Одним «ху», как траву ногой стелить к земле огромные леса и полчища неразумных врагов, по своей дурости встающих на его пути. Ощущение этой великой силы в собственных жилах ввергало в состоянии эйфории и сладостного опьянения. Асаргад оглянулся и понял, что в этом состоянии находятся все воины орды. Все чувствовали одно и тоже, готовые вновь объединить свои частички под воздействием этого колдовства в нечто единое и кинуться в бой, сметая всё на своём пути.
Ордынцы тяжело дыша упивались счастьем всесилия, радостно озираясь по сторонам и молча ликуя. Оглядывали лица стоящих рядом, осознавая некое родство душ с теми, с кем только что «единились» в целое.
Вечером у десятского костра только и трепались про коловод. Про присягу как-то даже не вспоминали. Невзрачно она прошла, по сравнению с боевым танцем, но слова отца не раз в долблёные в сознание Асаргада напоминали, что состояние единения конечно прекрасно и сродни чуду, но присяга, хоть и оставшаяся оттеснённая на второй план всем последующим действом, всё же значительно важнее.
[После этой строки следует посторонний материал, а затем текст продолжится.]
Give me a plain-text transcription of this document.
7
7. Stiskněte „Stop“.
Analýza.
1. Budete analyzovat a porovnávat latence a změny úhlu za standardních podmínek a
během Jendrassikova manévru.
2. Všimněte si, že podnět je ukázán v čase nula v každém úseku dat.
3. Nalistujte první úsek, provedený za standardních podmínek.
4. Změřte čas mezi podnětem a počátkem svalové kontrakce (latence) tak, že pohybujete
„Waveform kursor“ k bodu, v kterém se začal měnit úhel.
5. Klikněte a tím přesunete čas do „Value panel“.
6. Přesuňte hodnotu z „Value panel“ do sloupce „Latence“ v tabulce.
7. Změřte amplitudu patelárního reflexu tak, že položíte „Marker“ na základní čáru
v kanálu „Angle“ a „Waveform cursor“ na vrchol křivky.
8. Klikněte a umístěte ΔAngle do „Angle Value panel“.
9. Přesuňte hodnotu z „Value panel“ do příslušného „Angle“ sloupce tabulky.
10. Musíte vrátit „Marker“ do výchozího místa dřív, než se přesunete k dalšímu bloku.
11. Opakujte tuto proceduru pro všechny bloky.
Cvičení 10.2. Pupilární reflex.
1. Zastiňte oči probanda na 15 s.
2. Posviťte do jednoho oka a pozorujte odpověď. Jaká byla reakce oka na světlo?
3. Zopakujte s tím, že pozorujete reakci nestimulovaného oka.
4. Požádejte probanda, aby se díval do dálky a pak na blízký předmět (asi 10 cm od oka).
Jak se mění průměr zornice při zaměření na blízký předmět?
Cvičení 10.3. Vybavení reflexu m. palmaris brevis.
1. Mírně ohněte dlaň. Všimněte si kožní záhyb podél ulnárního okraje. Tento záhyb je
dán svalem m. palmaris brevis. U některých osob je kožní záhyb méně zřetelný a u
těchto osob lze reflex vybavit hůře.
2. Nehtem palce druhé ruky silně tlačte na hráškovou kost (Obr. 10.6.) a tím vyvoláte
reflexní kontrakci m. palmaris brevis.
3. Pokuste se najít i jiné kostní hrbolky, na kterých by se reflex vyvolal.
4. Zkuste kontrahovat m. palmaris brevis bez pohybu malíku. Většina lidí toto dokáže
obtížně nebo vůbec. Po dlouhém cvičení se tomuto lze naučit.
И главное, она в отличии от танца, смертоносна, как беззвучно ползущая гадюка у ног, и мард счёл нужным ещё раз напомнить друзьям о всей серьёзности тех законов, что они окропили кровью, притом говорил он уже узаконенным десятником об этом в первую очередь обращаясь к Уйбару, зная его слабость к женскому полу и силу его пагубных привычек. Эйфория Уйбара сразу поникла, и урартец призадумался…
Первый их боевой поход держал путь на запад, в сказочно красивые горы, сплошь с подножья до вершин хребтов, поросших огромными вековыми деревьями. Их орда только единожды столкнулась в открытом бою с неприятелем, и то противник оказался значительно малочисленнее, и к тому же плохо вооружённым. Складывалось такое впечатление, что враг собрал всех, кого ни попадя, вооружил чем попало и кинул на растерзание хорошо вооружённой, сплочённой в единый конный кулак орду Теиспы.
Лишь несколько человек стоящих во главе противника оказали хоть какое-то сопротивление, встав спина к спине и бившиеся до последнего. Остальных просто смели, перебили и затоптали. Вообще, Асаргад, привыкший много думать и анализировать, никак не мог понять цель этого похода.
Добыча, даже после тщательной мародёрки, оказалась более чем скромной. Враг оказался настолько слаб, что не имело никакого смысла гнать на него такое огромное войско. Самое ценное, что орда получила за поход – забранные в рабство люди, притом Теиспа не гнушался всеми подряд, даже стариками. Хотя молодых девушек и женщин, что им удалось захватить, даже Асаргад, не больно падкий на женский пол оценил по достоинству.
Женщины этих горнолесных народов оказались очень красивые. Правда, при дележе добычи его десятку ни одной не досталось. Им вообще никого не досталось. На весь десяток дали три плохеньких меча, пару щитов непонятно зачем, и кое-что из бронзовой посуды.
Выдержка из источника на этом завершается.